The future of thermally insulated window profiles

The future of thermally insulated window profiles

We have already discussed the history of aluminium window profiles. But what about the future? To answer this question, we base ourselves on the current trends and the specific characteristics of aluminium.

Throughout the years, aluminium window profiles have been compared to their wooden and PVC counterparts. The high U-value was a major disadvantage of aluminium for a long time. This detriment was addressed by adding a thermal plastic barrier. Aluminium window profiles now score at least as well in terms of insulating capacity as wood and PVC. However, this is not a reason for producers to reduce their research into possible improvements. Quite the contrary.


There has been a clear social trend towards environmental awareness in the last decades. Sustainability is a “trending topic”. Governments are imposing stricter requirements on all kinds of sectors, including the construction sector. Buildings must be optimally insulated to achieve energy savings. The imposed values were made 50% more stringent in Great Britain between 2002 and 2017, for example. This environmentally-conscious policy leads to an increased popularity of passive houses in many countries. Everything that can be insulated, must be insulated as well as possible. An important aspect is finding window profiles with the correct thermal values and a sturdiness which allows for triple glazing, preferably in a sleek design (this latter certainly plays into the hands of aluminium).

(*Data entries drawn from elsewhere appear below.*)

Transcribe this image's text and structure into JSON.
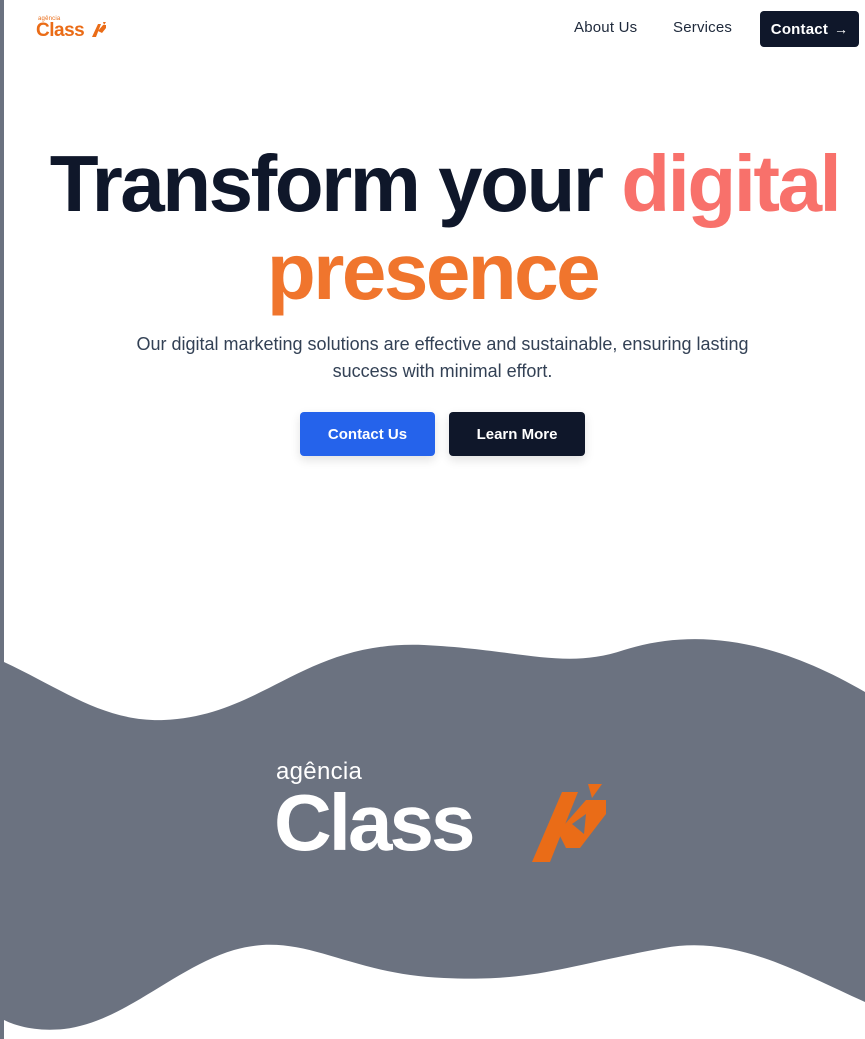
{
  "brand": {
    "sub": "agência",
    "name": "Class",
    "accent_color": "#ea6c17"
  },
  "nav": {
    "items": [
      {
        "label": "About Us"
      },
      {
        "label": "Services"
      }
    ],
    "contact_label": "Contact",
    "contact_icon": "arrow-right-icon"
  },
  "hero": {
    "title_part1": "Transform your ",
    "title_highlight1": "digital",
    "title_highlight2": "presence",
    "subtitle": "Our digital marketing solutions are effective and sustainable, ensuring lasting success with minimal effort.",
    "primary_button": "Contact Us",
    "secondary_button": "Learn More"
  },
  "colors": {
    "primary_button": "#2563eb",
    "dark": "#0f172a",
    "highlight_coral": "#f8716b",
    "highlight_orange": "#f0752d",
    "wave": "#6b7280"
  }
}
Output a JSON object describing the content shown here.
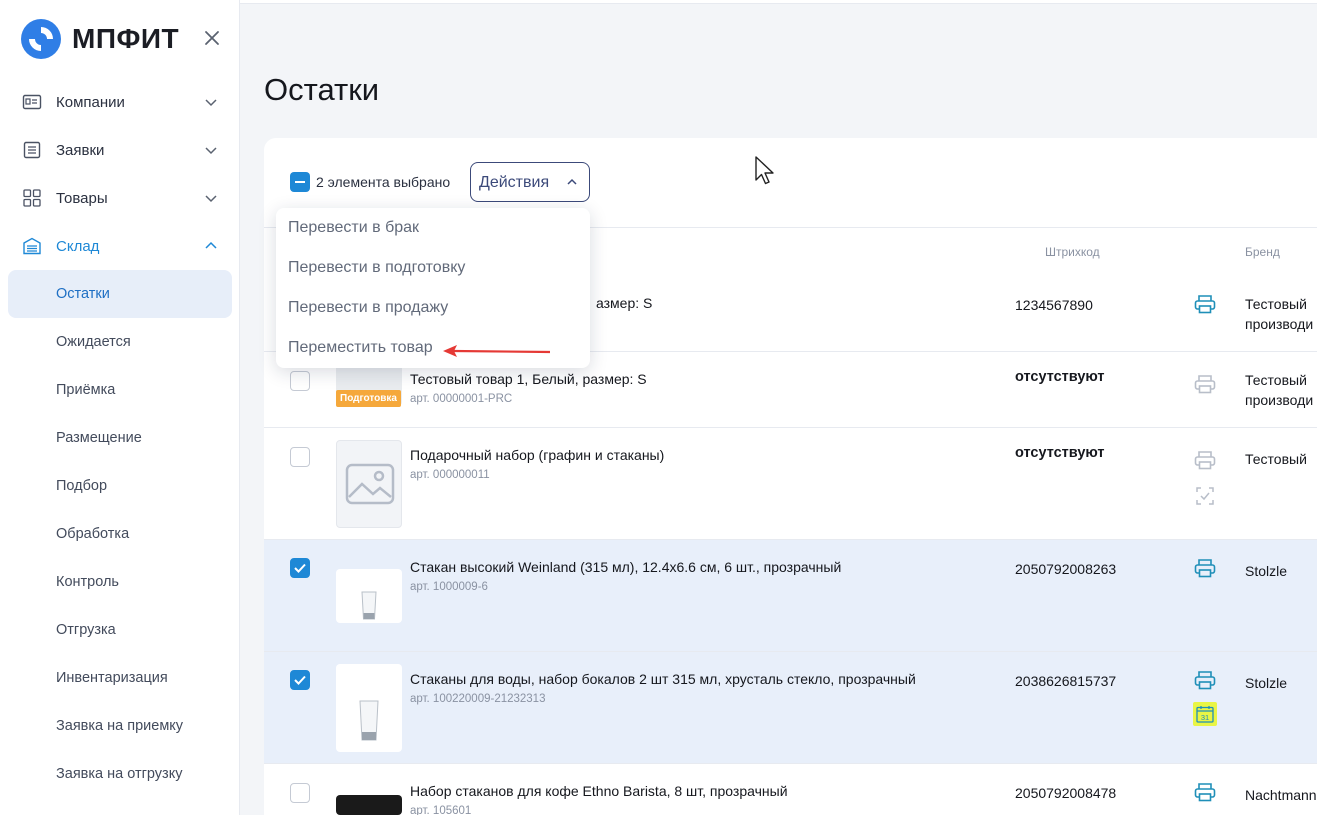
{
  "app": {
    "brand": "МПФИТ"
  },
  "sidebar": {
    "groups": [
      {
        "label": "Компании",
        "icon": "contacts-card-icon",
        "expanded": false
      },
      {
        "label": "Заявки",
        "icon": "list-icon",
        "expanded": false
      },
      {
        "label": "Товары",
        "icon": "grid-icon",
        "expanded": false
      },
      {
        "label": "Склад",
        "icon": "warehouse-icon",
        "expanded": true
      }
    ],
    "items": [
      {
        "label": "Остатки",
        "active": true
      },
      {
        "label": "Ожидается"
      },
      {
        "label": "Приёмка"
      },
      {
        "label": "Размещение"
      },
      {
        "label": "Подбор"
      },
      {
        "label": "Обработка"
      },
      {
        "label": "Контроль"
      },
      {
        "label": "Отгрузка"
      },
      {
        "label": "Инвентаризация"
      },
      {
        "label": "Заявка на приемку"
      },
      {
        "label": "Заявка на отгрузку"
      }
    ]
  },
  "page": {
    "title": "Остатки"
  },
  "toolbar": {
    "selected_text": "2 элемента выбрано",
    "actions_label": "Действия",
    "menu": [
      "Перевести в брак",
      "Перевести в подготовку",
      "Перевести в продажу",
      "Переместить товар"
    ]
  },
  "columns": {
    "barcode": "Штрихкод",
    "brand": "Бренд"
  },
  "rows": [
    {
      "name": "Тестовый товар 1, Белый, размер: S",
      "name_visible": "азмер: S",
      "article": "",
      "barcode": "1234567890",
      "brand": "Тестовый производи",
      "checked": false,
      "badge": ""
    },
    {
      "name": "Тестовый товар 1, Белый, размер: S",
      "article": "арт. 00000001-PRC",
      "barcode": "отсутствуют",
      "brand": "Тестовый производи",
      "checked": false,
      "badge": "Подготовка"
    },
    {
      "name": "Подарочный набор (графин и стаканы)",
      "article": "арт. 000000011",
      "barcode": "отсутствуют",
      "brand": "Тестовый",
      "checked": false,
      "badge": ""
    },
    {
      "name": "Стакан высокий Weinland (315 мл), 12.4x6.6 см, 6 шт., прозрачный",
      "article": "арт. 1000009-6",
      "barcode": "2050792008263",
      "brand": "Stolzle",
      "checked": true,
      "badge": ""
    },
    {
      "name": "Стаканы для воды, набор бокалов 2 шт 315 мл, хрусталь стекло, прозрачный",
      "article": "арт. 100220009-21232313",
      "barcode": "2038626815737",
      "brand": "Stolzle",
      "checked": true,
      "badge": ""
    },
    {
      "name": "Набор стаканов для кофе Ethno Barista, 8 шт, прозрачный",
      "article": "арт. 105601",
      "barcode": "2050792008478",
      "brand": "Nachtmann",
      "checked": false,
      "badge": ""
    }
  ],
  "calendar_icon_text": "31",
  "colors": {
    "accent": "#1e88d6",
    "print_active": "#1f8fb8",
    "print_inactive": "#b8bec9",
    "badge": "#f5a83b",
    "highlight": "#e9f545",
    "arrow": "#e53935"
  }
}
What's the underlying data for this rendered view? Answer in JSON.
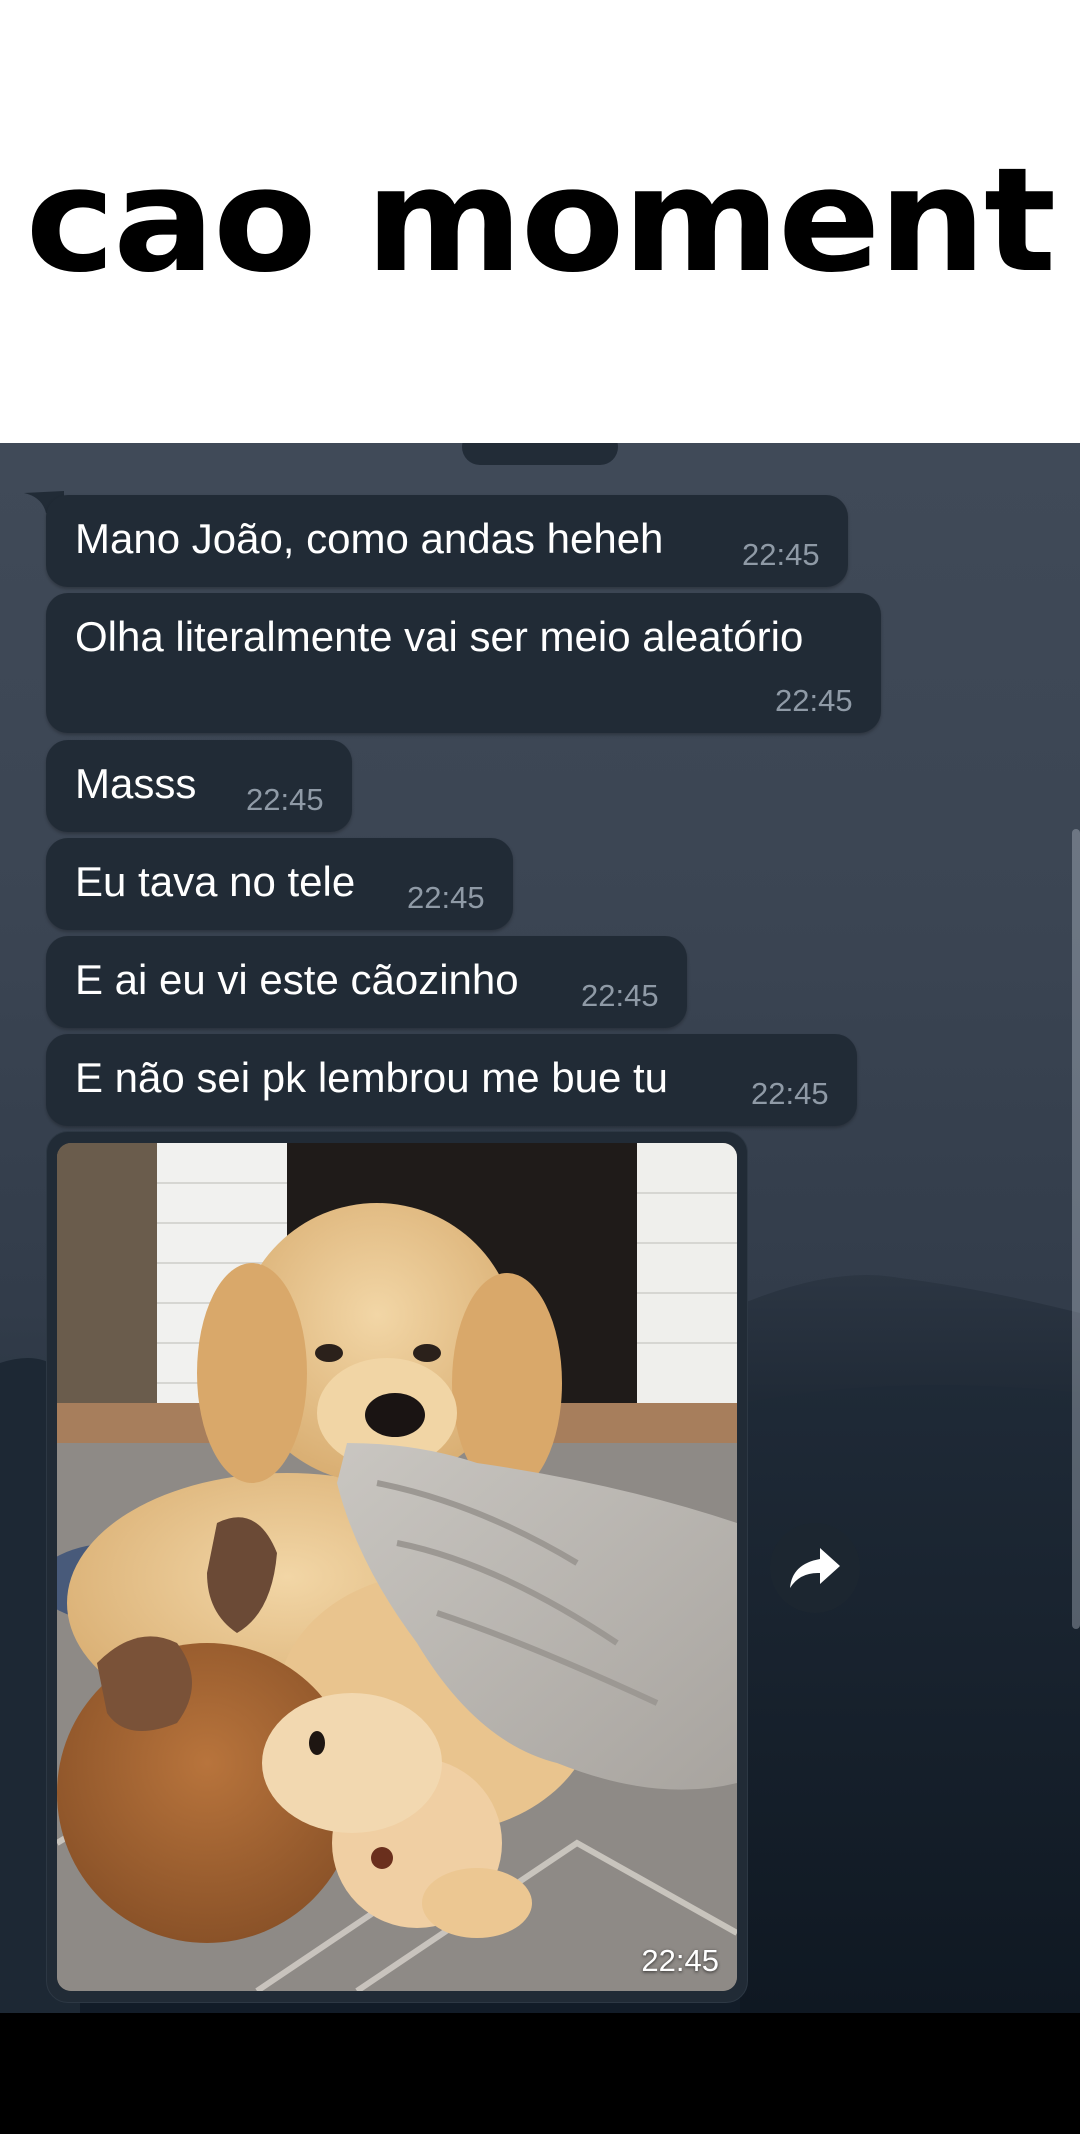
{
  "meme": {
    "title": "cao moment"
  },
  "chat": {
    "messages": [
      {
        "text": "Mano João, como andas heheh",
        "time": "22:45"
      },
      {
        "text": "Olha literalmente vai ser meio aleatório",
        "time": "22:45"
      },
      {
        "text": "Masss",
        "time": "22:45"
      },
      {
        "text": "Eu tava no tele",
        "time": "22:45"
      },
      {
        "text": "E ai eu vi este cãozinho",
        "time": "22:45"
      },
      {
        "text": "E  não sei pk lembrou me bue tu",
        "time": "22:45"
      }
    ],
    "photo": {
      "time": "22:45",
      "subject": "golden retriever puppy with blanket and plush moose"
    }
  },
  "icons": {
    "share": "share-forward-icon"
  },
  "colors": {
    "bubble": "#212b36",
    "timestamp": "#8f9aa6",
    "header_bg": "#ffffff"
  }
}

It is therefore not surprising that the window industry picks up this trend and pays continuous attention to improving the thermally insulated profiles. The task is clear: develop increasingly better profiles that meet the increasingly stringent requirements of both governments and architects with their extremely ambitious projects.

Even better thermal values

Even though the thermally interrupted aluminium window profiles score well in terms of insulation values, as stated above, manufacturers keep looking for optimisations. They are, for example, looking at the ideal distance between the aluminium components of the frame on both sides of the glass. Research also focuses on the points where the insulation strips (made of polyamide, Noryl, ABS or PVC) and the frames meet. This must be as small as possible.

As a result of all this research, it is generally expected that windows with even better thermal values will be developed in the near future. The industry must irrevocably evolve with these developments. Thanks to the increasing individualisation of the construction projects, there is a need for a high degree of automation and flexibility in development and production. This is only possible with the right machines.

Based on all this, combined with the fact that the green metal aluminium is completely recyclable, allows for a modern and sleek design with multiple glazing, and lasts a very long time, we dare to conclude that the future of the thermally insulated aluminium window profiles looks more than rosy.